Minetest Cereal, Week 3: Inverted World

Blocks aren't nodes

Invented World

The tools to convert back and forth between the Minetest world format and my Minetest Cereal format are past the first hurdle. They can convert to and from a database that uses x,y,z coordinates for block positions and back.

On a lark, I converted my "DemoLand" world into an MTC and reversed the x,y,z coordinates of every block before converting back. I expected to find that the world would be upside-down and backward, with the ground hanging in the sky and trees standing on their leaves.

Not quite what happened. Turns out I missed the note that each block represents a 16x16x16 cube of nodes. You can see in the picture that on a large scale, things got reversed. Caves and stones occupy the sky, things that were East are now West. But on the small scale, up is still up, left is still left, etc. Each of the corners of the house I built is in an opposite position relative to the others, the front is behind the back, left is now right; but within their local space the corners themselves hold their normal shape.

So I missed that detail, but the tools still work and you can start to see how making the format human-readable would lend itself to more creative database play.

Don't skip your tests

You can't really run unit tests on data that is inconsistent, especially if you don't understand it. For this reason I skipped writing the tests for the parts of the converters that worked directly on the database.

That turned out to be a bad move - it took me a lot longer to finish the development and it was much harder to debug each of the parts. I've had many conversations with other developers explaining this phenomenon, but this is the first time I've been able to confirm it for myself. There are research studies about this, I don't know why I thought this instance would be the exception.

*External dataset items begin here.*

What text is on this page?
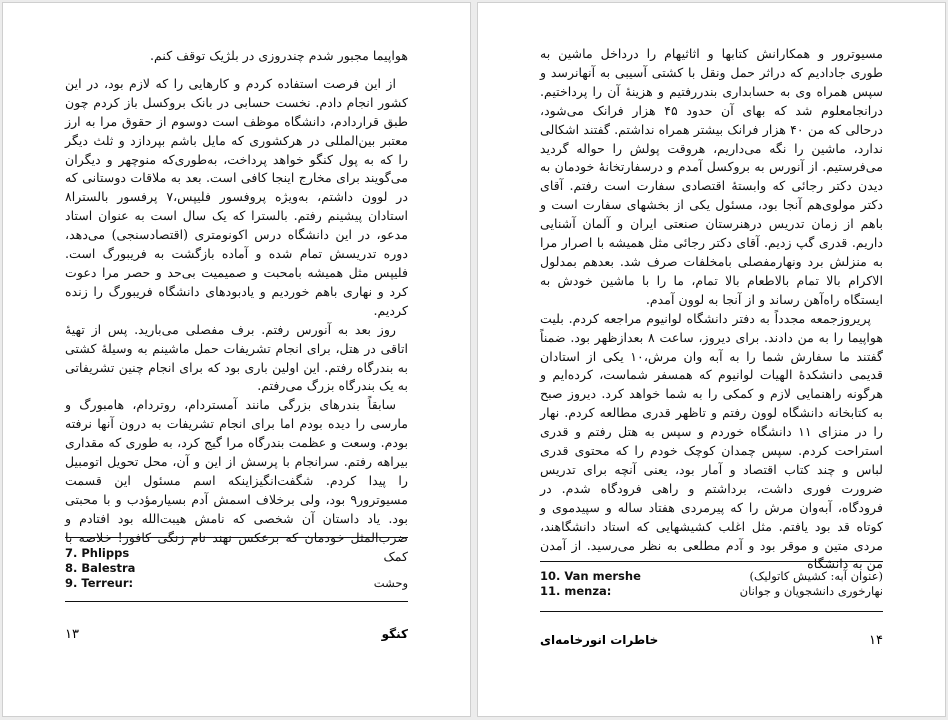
هواپیما مجبور شدم چندروزی در بلژیک توقف کنم.

از این فرصت استفاده کردم و کارهایی را که لازم بود، در این کشور انجام دادم. نخست حسابی در بانک بروکسل باز کردم چون طبق قراردادم، دانشگاه موظف است دوسوم از حقوق مرا به ارز معتبر بین‌المللی در هرکشوری که مایل باشم بپردازد و ثلث دیگر را که به پول کنگو خواهد پرداخت، به‌طوری‌که منوچهر و دیگران می‌گویند برای مخارج اینجا کافی است. بعد به ملاقات دوستانی که در لوون داشتم، به‌ویژه پروفسور فلیپس،۷ پرفسور بالسترا۸ استادان پیشینم رفتم. بالسترا که یک سال است به عنوان استاد مدعو، در این دانشگاه درس اکونومتری (اقتصادسنجی) می‌دهد، دوره تدریسش تمام شده و آماده بازگشت به فریبورگ است. فلیپس مثل همیشه بامحبت و صمیمیت بی‌حد و حصر مرا دعوت کرد و نهاری باهم خوردیم و یادبودهای دانشگاه فریبورگ را زنده کردیم.

روز بعد به آنورس رفتم. برف مفصلی می‌بارید. پس از تهیهٔ اتاقی در هتل، برای انجام تشریفات حمل ماشینم به وسیلهٔ کشتی به بندرگاه رفتم. این اولین باری بود که برای انجام چنین تشریفاتی به یک بندرگاه بزرگ می‌رفتم.

سابقاً بندرهای بزرگی مانند آمستردام، روتردام، هامبورگ و مارسی را دیده بودم اما برای انجام تشریفات به درون آنها نرفته بودم. وسعت و عظمت بندرگاه مرا گیج کرد، به طوری که مقداری بیراهه رفتم. سرانجام با پرسش از این و آن، محل تحویل اتومبیل را پیدا کردم. شگفت‌انگیزاینکه اسم مسئول این قسمت مسیوترور۹ بود، ولی برخلاف اسمش آدم بسیارمؤدب و با محبتی بود. یاد داستان آن شخصی که نامش هیبت‌الله بود افتادم و ضرب‌المثل خودمان که برعکس نهند نام زنگی کافور! خلاصه با کمک

7. Phlipps
8. Balestra
9. Terreur:	وحشت
کنگو
۱۳

مسیوترور و همکارانش کتابها و اثاثیهام را درداخل ماشین به طوری جادادیم که دراثر حمل ونقل با کشتی آسیبی به آنهانرسد و سپس همراه وی به حسابداری بندررفتیم و هزینهٔ آن را پرداختیم. درانجامعلوم شد که بهای آن حدود ۴۵ هزار فرانک می‌شود، درحالی که من ۴۰ هزار فرانک بیشتر همراه نداشتم. گفتند اشکالی ندارد، ماشین را نگه می‌داریم، هروقت پولش را حواله گردید می‌فرستیم. از آنورس به بروکسل آمدم و درسفارتخانهٔ خودمان به دیدن دکتر رجائی که وابستهٔ اقتصادی سفارت است رفتم. آقای دکتر مولوی‌هم آنجا بود، مسئول یکی از بخشهای سفارت است و باهم از زمان تدریس درهنرستان صنعتی ایران و آلمان آشنایی داریم. قدری گپ زدیم. آقای دکتر رجائی مثل همیشه با اصرار مرا به منزلش برد ونهارمفصلی بامخلفات صرف شد. بعدهم بمدلول الاکرام بالا تمام بالاطعام بالا تمام، ما را با ماشین خودش به ایستگاه راه‌آهن رساند و از آنجا به لوون آمدم.

پریروزجمعه مجدداً به دفتر دانشگاه لوانیوم مراجعه کردم. بلیت هواپیما را به من دادند. برای دیروز، ساعت ۸ بعدازظهر بود. ضمناً گفتند ما سفارش شما را به آبه وان مرش،۱۰ یکی از استادان قدیمی دانشکدهٔ الهیات لوانیوم که همسفر شماست، کرده‌ایم و هرگونه راهنمایی لازم و کمکی را به شما خواهد کرد. دیروز صبح به کتابخانه دانشگاه لوون رفتم و تاظهر قدری مطالعه کردم. نهار را در منزای ۱۱ دانشگاه خوردم و سپس به هتل رفتم و قدری استراحت کردم. سپس چمدان کوچک خودم را که محتوی قدری لباس و چند کتاب اقتصاد و آمار بود، یعنی آنچه برای تدریس ضرورت فوری داشت، برداشتم و راهی فرودگاه شدم. در فرودگاه، آبه‌وان مرش را که پیرمردی هفتاد ساله و سپیدموی و کوتاه قد بود یافتم. مثل اغلب کشیشهایی که استاد دانشگاهند، مردی متین و موقر بود و آدم مطلعی به نظر می‌رسید. از آمدن من به دانشگاه

10. Van mershe	(عنوان آبه: کشیش کاتولیک)
11. menza:	نهارخوری دانشجویان و جوانان
۱۴
خاطرات انورخامه‌ای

The next bit looks trickier. I'll need to actually parse out the binary blobs representing the blocks. Since each block is actually 16x16x16 nodes, plus a bunch of other data, I imagine there will be several rounds of iteration between understanding a piece and representing it well.

On the upside: the map generator is capable of creating "single node" (all air) worlds, so setting up a clean Minetest world to run unit tests against should be relatively simple.